Immunostaining on cryosections and mouse ES cells

The immunostaining on testis cryosections is as described [54]. Ezh2KO and EzhDKO ES cells were transfected with FLAG-tagged EZH variants using Xfect™ mESC Transfection Reagent (631320, Clontech) according to manufacturer’s instruction. The cells were trypsinized and resuspended in ES cell medium 48 h post-transfection. ES cells were fixed on slides by adding three volumes of 2% PFA (containing 0.1% Triton X-100 and 100 mM sucrose in 1 × PBS) at 4 °C for 30 min. The slides were air-dried and stored at 4 °C for immunofluorescence assays.

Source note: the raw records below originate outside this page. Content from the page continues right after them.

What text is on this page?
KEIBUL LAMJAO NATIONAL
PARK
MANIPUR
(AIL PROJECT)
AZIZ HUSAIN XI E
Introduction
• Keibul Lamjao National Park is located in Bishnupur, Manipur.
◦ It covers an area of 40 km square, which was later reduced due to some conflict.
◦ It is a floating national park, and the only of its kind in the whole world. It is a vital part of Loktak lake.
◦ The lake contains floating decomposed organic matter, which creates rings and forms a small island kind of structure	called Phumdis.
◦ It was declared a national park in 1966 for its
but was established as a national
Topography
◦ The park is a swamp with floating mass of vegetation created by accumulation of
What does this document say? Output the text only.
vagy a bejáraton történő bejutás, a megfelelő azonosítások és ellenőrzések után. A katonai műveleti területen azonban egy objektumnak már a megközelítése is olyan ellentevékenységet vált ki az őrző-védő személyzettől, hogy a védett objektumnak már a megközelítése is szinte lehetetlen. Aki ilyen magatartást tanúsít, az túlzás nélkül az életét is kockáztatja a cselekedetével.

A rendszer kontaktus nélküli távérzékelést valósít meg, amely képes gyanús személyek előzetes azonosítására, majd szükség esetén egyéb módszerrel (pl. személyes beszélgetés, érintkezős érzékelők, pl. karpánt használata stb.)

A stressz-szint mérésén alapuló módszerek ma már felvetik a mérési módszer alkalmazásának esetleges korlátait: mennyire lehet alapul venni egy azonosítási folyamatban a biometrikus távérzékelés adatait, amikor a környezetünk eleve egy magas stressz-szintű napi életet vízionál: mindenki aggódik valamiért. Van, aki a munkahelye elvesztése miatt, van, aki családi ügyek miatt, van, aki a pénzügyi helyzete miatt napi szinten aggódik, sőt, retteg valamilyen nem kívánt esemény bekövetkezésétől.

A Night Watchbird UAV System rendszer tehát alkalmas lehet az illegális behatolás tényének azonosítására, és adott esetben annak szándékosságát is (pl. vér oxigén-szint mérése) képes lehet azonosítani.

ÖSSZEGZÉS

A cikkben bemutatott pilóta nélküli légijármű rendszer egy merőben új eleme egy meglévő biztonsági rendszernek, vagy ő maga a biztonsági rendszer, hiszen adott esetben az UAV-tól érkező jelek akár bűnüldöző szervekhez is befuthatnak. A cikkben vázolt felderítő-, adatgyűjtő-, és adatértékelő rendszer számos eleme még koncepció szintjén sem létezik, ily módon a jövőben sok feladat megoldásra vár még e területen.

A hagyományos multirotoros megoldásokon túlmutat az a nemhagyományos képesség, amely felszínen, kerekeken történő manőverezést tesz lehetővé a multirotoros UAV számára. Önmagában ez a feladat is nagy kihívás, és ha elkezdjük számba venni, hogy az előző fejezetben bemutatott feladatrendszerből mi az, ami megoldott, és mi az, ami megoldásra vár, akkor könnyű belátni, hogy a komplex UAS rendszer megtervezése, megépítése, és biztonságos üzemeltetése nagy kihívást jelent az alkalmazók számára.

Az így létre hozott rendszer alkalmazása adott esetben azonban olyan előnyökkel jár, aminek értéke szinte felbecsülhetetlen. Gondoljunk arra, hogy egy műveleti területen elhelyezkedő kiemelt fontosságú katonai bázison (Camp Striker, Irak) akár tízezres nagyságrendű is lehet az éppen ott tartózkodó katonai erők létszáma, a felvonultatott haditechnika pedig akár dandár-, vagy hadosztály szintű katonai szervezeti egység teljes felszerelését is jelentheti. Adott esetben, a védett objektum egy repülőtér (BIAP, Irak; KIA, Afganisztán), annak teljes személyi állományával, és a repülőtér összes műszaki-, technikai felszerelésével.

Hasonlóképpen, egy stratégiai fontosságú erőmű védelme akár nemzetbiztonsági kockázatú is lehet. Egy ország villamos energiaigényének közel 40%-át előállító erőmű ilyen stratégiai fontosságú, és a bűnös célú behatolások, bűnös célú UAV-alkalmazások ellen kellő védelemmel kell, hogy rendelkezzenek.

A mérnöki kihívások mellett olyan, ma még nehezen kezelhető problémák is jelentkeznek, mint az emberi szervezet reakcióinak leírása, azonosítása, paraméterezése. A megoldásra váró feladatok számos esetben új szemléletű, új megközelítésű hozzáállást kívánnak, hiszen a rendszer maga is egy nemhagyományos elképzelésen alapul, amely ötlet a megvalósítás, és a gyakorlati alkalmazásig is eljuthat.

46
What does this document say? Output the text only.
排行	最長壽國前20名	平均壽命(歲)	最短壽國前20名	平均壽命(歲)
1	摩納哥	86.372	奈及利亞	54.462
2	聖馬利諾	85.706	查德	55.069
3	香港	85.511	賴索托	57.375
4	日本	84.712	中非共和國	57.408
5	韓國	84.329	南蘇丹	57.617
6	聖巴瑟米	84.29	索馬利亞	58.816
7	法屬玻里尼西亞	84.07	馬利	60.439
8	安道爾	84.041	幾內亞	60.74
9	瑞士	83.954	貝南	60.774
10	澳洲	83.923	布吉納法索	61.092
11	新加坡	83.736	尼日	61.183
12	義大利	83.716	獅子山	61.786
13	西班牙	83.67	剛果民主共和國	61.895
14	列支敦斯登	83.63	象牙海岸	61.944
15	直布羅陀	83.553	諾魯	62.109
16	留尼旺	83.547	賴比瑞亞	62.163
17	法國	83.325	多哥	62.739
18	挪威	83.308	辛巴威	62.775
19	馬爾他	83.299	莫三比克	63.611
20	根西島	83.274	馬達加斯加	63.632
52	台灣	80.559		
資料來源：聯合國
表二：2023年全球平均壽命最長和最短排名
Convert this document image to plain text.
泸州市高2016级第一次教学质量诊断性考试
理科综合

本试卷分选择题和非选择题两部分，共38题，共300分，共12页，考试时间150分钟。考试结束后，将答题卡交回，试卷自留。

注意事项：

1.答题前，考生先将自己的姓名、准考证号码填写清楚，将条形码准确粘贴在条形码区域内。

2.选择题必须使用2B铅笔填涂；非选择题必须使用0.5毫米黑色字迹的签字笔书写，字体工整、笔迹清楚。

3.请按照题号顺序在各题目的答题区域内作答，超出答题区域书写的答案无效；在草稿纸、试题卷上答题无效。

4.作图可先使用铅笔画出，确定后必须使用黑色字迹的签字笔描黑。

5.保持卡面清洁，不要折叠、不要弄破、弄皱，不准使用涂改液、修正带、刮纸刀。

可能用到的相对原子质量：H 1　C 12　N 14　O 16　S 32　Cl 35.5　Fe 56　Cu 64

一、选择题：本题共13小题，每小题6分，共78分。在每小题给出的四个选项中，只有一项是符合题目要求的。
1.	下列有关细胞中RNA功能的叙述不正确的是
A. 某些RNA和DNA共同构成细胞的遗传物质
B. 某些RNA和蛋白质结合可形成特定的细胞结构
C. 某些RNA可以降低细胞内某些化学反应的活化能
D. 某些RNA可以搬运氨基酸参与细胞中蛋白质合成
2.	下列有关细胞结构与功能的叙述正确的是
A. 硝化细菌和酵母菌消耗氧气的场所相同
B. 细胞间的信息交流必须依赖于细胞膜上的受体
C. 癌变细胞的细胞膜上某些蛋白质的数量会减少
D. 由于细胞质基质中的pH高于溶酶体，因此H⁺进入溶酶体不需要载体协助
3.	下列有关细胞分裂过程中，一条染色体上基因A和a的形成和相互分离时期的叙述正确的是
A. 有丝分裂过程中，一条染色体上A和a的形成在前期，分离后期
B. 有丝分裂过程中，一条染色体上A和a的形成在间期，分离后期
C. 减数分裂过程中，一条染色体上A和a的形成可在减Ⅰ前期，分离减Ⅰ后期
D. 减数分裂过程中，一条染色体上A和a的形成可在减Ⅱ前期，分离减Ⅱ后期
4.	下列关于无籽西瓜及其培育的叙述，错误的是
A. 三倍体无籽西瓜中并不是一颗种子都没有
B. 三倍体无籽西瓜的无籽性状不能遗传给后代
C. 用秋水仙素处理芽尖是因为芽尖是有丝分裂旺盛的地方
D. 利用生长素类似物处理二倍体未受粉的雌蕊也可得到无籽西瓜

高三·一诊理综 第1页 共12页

Genome editing of Ezh variants by CRISPR-Cas9

sgRNAs targeting Ezh1 and Ezh2 were cloned into pX330-U6-Chimeric_BB-CBh-hSpCas9 (42230, Addgene) using Golden Gate assembly cloning strategy [55]. The modification of Ezh genes in ES cells followed the procedure as described [56]. Briefly, 5 × 104 E14 ES cells were cultured on 60 mm dishes for 1 day and then transfected with plasmids expressing Cas9 and sgRNAs, along with a plasmid expressing PGK-PuroR (Addgene, Cat. No. 31937) using FuGENE HD reagent (Promega) according to the manufacturer’s instructions. The cells were treated with 2 μg/ml puromycin for 2 days and recovered in normal culture medium until ES cell colonies grew up. Ezh1 targeted colonies were genotyped by PCR and verified by DNA sequencing. Ezh2 targeted colonies were screened by Western blot analysis and confirmed by DNA sequencing.